Dive Brief:
- Illumina moved a step closer to unwinding its 2021 acquisition of liquid biopsy unit Grail with the submission of a confidential draft registration statement on Form 10 to the U.S. Securities and Exchange Commission.
- The provider of next-generation sequencing (NGS) platforms, under orders from antitrust regulators in the U.S. and Europe to divest Grail after completing the $8 billion acquisition prematurely, said it continues to pursue a two-track approach to resolving Grail’s fate.
- “We’re preparing to divest while continuing to appeal in the US and the EU,” Illumina spokesperson David McAlpine said in an email.
Dive Insight:
Filing the registration statement paves the way for Illumina to issue securities for potential trading on U.S. exchanges. A capital markets transaction or sale of the business to a third party are among the options that Illumina is allowed to consider under the terms of the European Commission’s divestiture order.
CEO Jacob Thaysen, who joined Illumina in September from Agilent Technologies, said on the company’s earnings call in November that it is preparing for both potential sale and capital markets transactions.
Illumina, in a press release Monday, said it is evaluating divestiture options with the intent of getting the best value for shareholders and outcome for Grail.
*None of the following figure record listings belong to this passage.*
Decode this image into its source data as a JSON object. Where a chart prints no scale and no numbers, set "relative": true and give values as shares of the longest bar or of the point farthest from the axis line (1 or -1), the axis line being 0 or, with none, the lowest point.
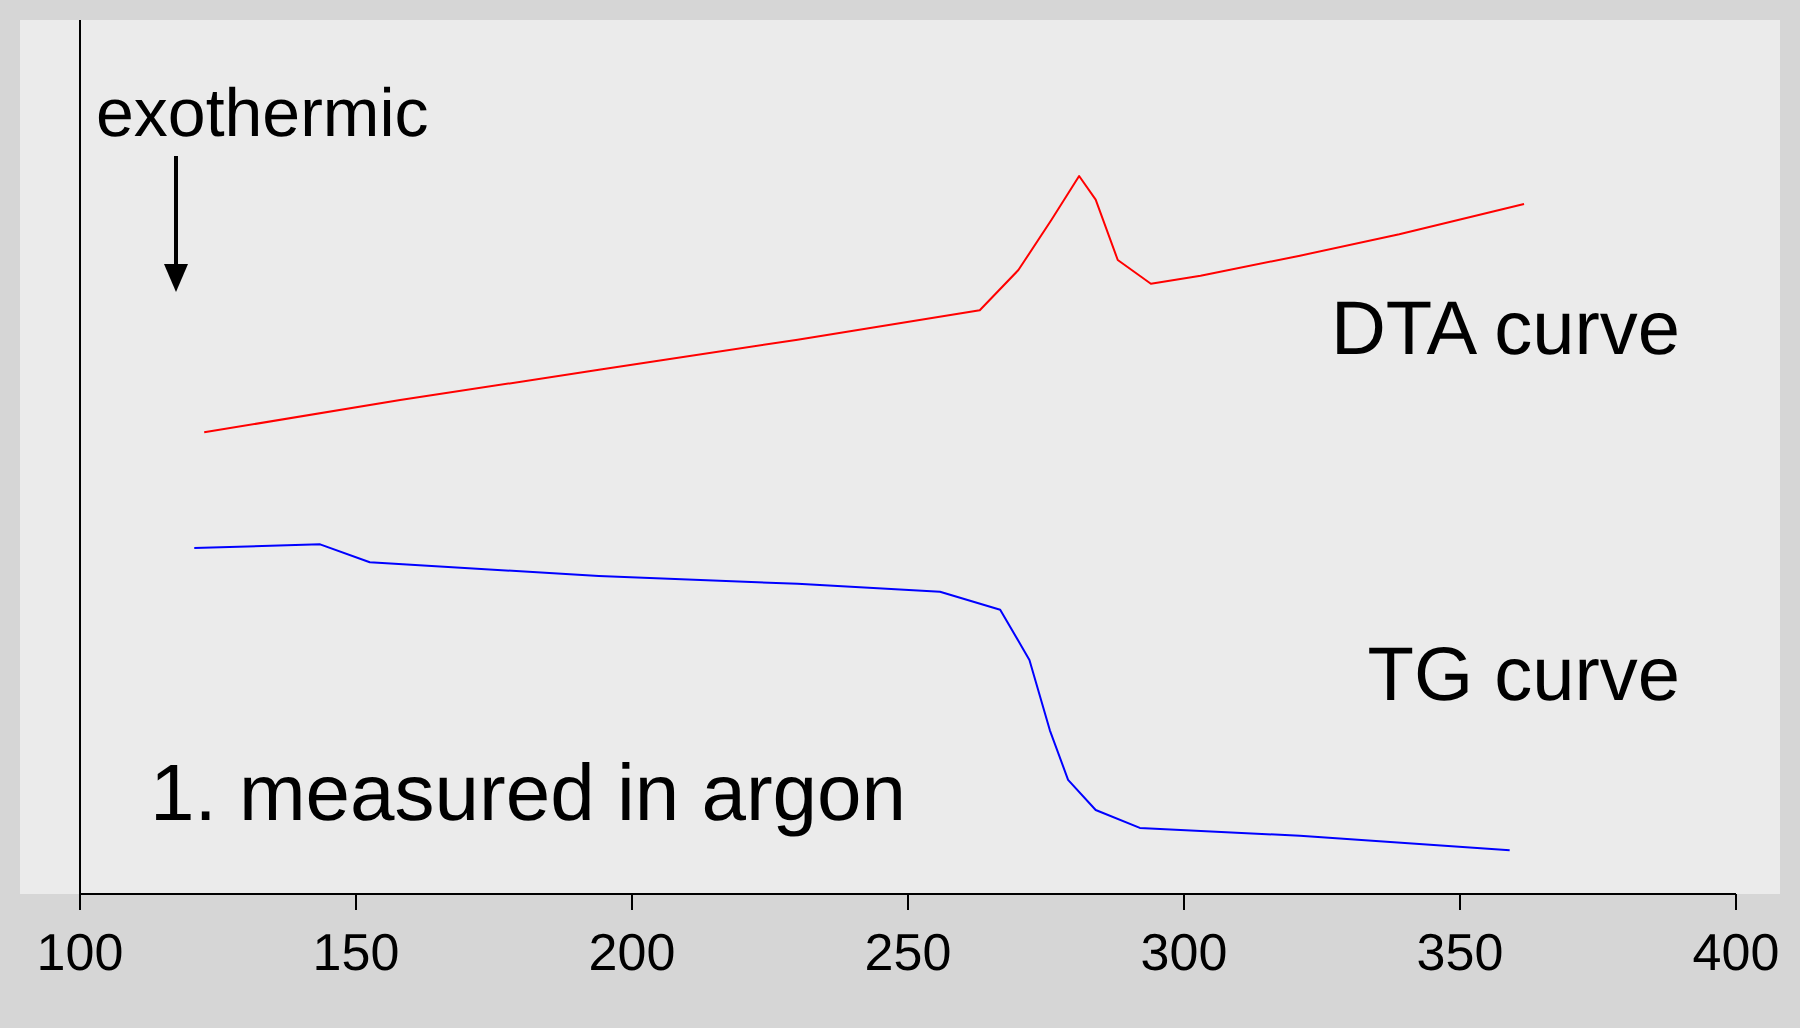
{
  "chart_data": {
    "type": "line",
    "relative": true,
    "xlim": [
      100,
      400
    ],
    "xticks": [
      100,
      150,
      200,
      250,
      300,
      350,
      400
    ],
    "grid": false,
    "annotations": [
      "exothermic",
      "1. measured in argon"
    ],
    "series": [
      {
        "name": "DTA curve",
        "color": "#ff0000",
        "x": [
          122.5,
          158,
          194,
          230,
          263,
          270,
          276,
          281,
          284,
          288,
          294,
          303,
          321,
          339,
          361.6
        ],
        "values": [
          0.643,
          0.688,
          0.73,
          0.772,
          0.813,
          0.869,
          0.939,
          1.0,
          0.967,
          0.883,
          0.85,
          0.861,
          0.889,
          0.919,
          0.961
        ]
      },
      {
        "name": "TG curve",
        "color": "#0000ff",
        "x": [
          120.7,
          143.5,
          152.5,
          194,
          230,
          255.8,
          266.7,
          272,
          275.7,
          279,
          284,
          292,
          321,
          359
        ],
        "values": [
          0.482,
          0.487,
          0.462,
          0.443,
          0.432,
          0.421,
          0.396,
          0.326,
          0.228,
          0.159,
          0.117,
          0.092,
          0.081,
          0.061
        ]
      }
    ]
  }
}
Still, Illumina maintains that the EC does not have jurisdiction over the Grail acquisition. If the company wins its challenge in a case now before the European Court of Justice, the basis for the EC’s divestiture order would be eliminated, the company said.
The Federal Trade Commission has also ordered Illumina to divest Grail, after determining that the merger would reduce innovation and competition in the U.S. market for life-saving cancer tests. Grail’s Galleri blood test screens for multiple types of cancer in asymptomatic patients using DNA sequencing, and Illumina is the dominant supplier of NGS platforms used in multi-cancer early detection testing.
If Illumina fails to win the jurisdictional challenge in Europe or a favorable decision in its case in the U.S. Fifth Circuit Court of Appeals, the company said it will divest Grail.
Thaysen last month announced that he had formed a special committee to speed decisions on the future of Grail and that Illumina would be in contact with investment capital sources or potential acquirers. The company faces stiff penalties imposed by the EC and a 12-month timeline to divest Grail that began in October.
The new CEO stepped into the role following the resignation of Francis deSouza after a proxy fight led by activist investor Carl Icahn that saw Illumina shareholders oust board Chair John Thompson.